Cardenas v. Gonzales
This text of 177 F. App'x 612 (Cardenas v. Gonzales) is published on Counsel Stack Legal Research, covering Court of Appeals for the Ninth Circuit primary law. Counsel Stack provides free access to over 12 million legal documents including statutes, case law, regulations, and constitutions.
Opinion
MEMORANDUM
Armando Millan Cardenas, a native and citizen of Mexico, petitions for review of the Board of Immigration Appeals’ (“BIA”) order dismissing his appeal from an immigration judge’s order denying his motion to reopen deportation proceedings conducted in absentia. We have jurisdiction under 8 U.S.C. § 1252. Reviewing for abuse of discretion, Urbina-Osejo v. INS, 124 F.3d 1314, 1316 (9th Cir.1997), we deny the petition for review.

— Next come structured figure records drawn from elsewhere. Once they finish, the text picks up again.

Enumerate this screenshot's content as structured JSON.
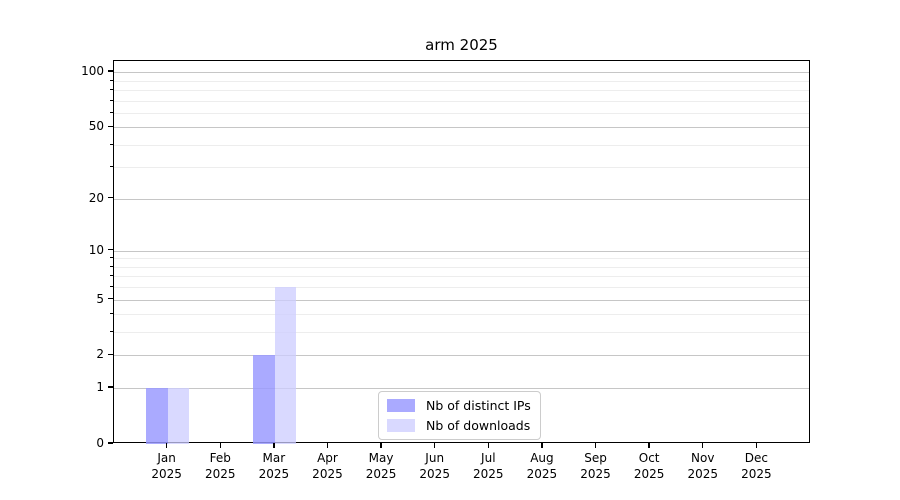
{
  "title": "arm 2025",
  "legend": {
    "items": [
      {
        "label": "Nb of distinct IPs",
        "color": "rgba(153,153,255,0.83)"
      },
      {
        "label": "Nb of downloads",
        "color": "rgba(204,204,255,0.75)"
      }
    ]
  },
  "chart_data": {
    "type": "bar",
    "title": "arm 2025",
    "categories": [
      "Jan",
      "Feb",
      "Mar",
      "Apr",
      "May",
      "Jun",
      "Jul",
      "Aug",
      "Sep",
      "Oct",
      "Nov",
      "Dec"
    ],
    "x_tick_labels": [
      {
        "month": "Jan",
        "year": "2025"
      },
      {
        "month": "Feb",
        "year": "2025"
      },
      {
        "month": "Mar",
        "year": "2025"
      },
      {
        "month": "Apr",
        "year": "2025"
      },
      {
        "month": "May",
        "year": "2025"
      },
      {
        "month": "Jun",
        "year": "2025"
      },
      {
        "month": "Jul",
        "year": "2025"
      },
      {
        "month": "Aug",
        "year": "2025"
      },
      {
        "month": "Sep",
        "year": "2025"
      },
      {
        "month": "Oct",
        "year": "2025"
      },
      {
        "month": "Nov",
        "year": "2025"
      },
      {
        "month": "Dec",
        "year": "2025"
      }
    ],
    "series": [
      {
        "name": "Nb of distinct IPs",
        "color": "rgba(153,153,255,0.83)",
        "values": [
          1,
          0,
          2,
          0,
          0,
          0,
          0,
          0,
          0,
          0,
          0,
          0
        ]
      },
      {
        "name": "Nb of downloads",
        "color": "rgba(204,204,255,0.75)",
        "values": [
          1,
          0,
          6,
          0,
          0,
          0,
          0,
          0,
          0,
          0,
          0,
          0
        ]
      }
    ],
    "xlabel": "",
    "ylabel": "",
    "y_scale": "log10(value+1)",
    "y_ticks": [
      0,
      1,
      2,
      5,
      10,
      20,
      50,
      100
    ],
    "y_tick_labels": [
      "0",
      "1",
      "2",
      "5",
      "10",
      "20",
      "50",
      "100"
    ],
    "y_minor_gridlines": [
      3,
      4,
      6,
      7,
      8,
      9,
      30,
      40,
      60,
      70,
      80,
      90
    ],
    "ylim": [
      0,
      115
    ],
    "grid": "horizontal",
    "legend_position": "inside-bottom-center",
    "colors": {
      "major_grid": "#c6c6c6",
      "minor_grid": "#ededed",
      "axis": "#000000",
      "background": "#ffffff"
    }
  }
}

The BIA did not abuse its discretion in dismissing Millan Cardenas’s appeal because the Order to Show Cause and Notice of Hearing were sent by certified mail to the address listed on his asylum application, and a signed receipt was obtained. Millan Cardenas’s contentions that he never lived at that address and did not personally sign the receipt are unavailing. See Dobrota v. INS, 311 F.3d 1206, 1213 (9th Cir.2002) (“[A] valid address provided for notice purposes need not be that of the alien’s own residence.”); Farhoud v. INS, 122 F.3d 794, 796 (9th Cir.1997) (“An alien does not have to actually receive notice of a deportation hearing in order for the requirements of due process to be satisfied.”).
PETITION FOR REVIEW DENIED.
This disposition is not appropriate for publication and may not be cited to or by the courts of this circuit except as provided by 9th Cir. R. 36-3.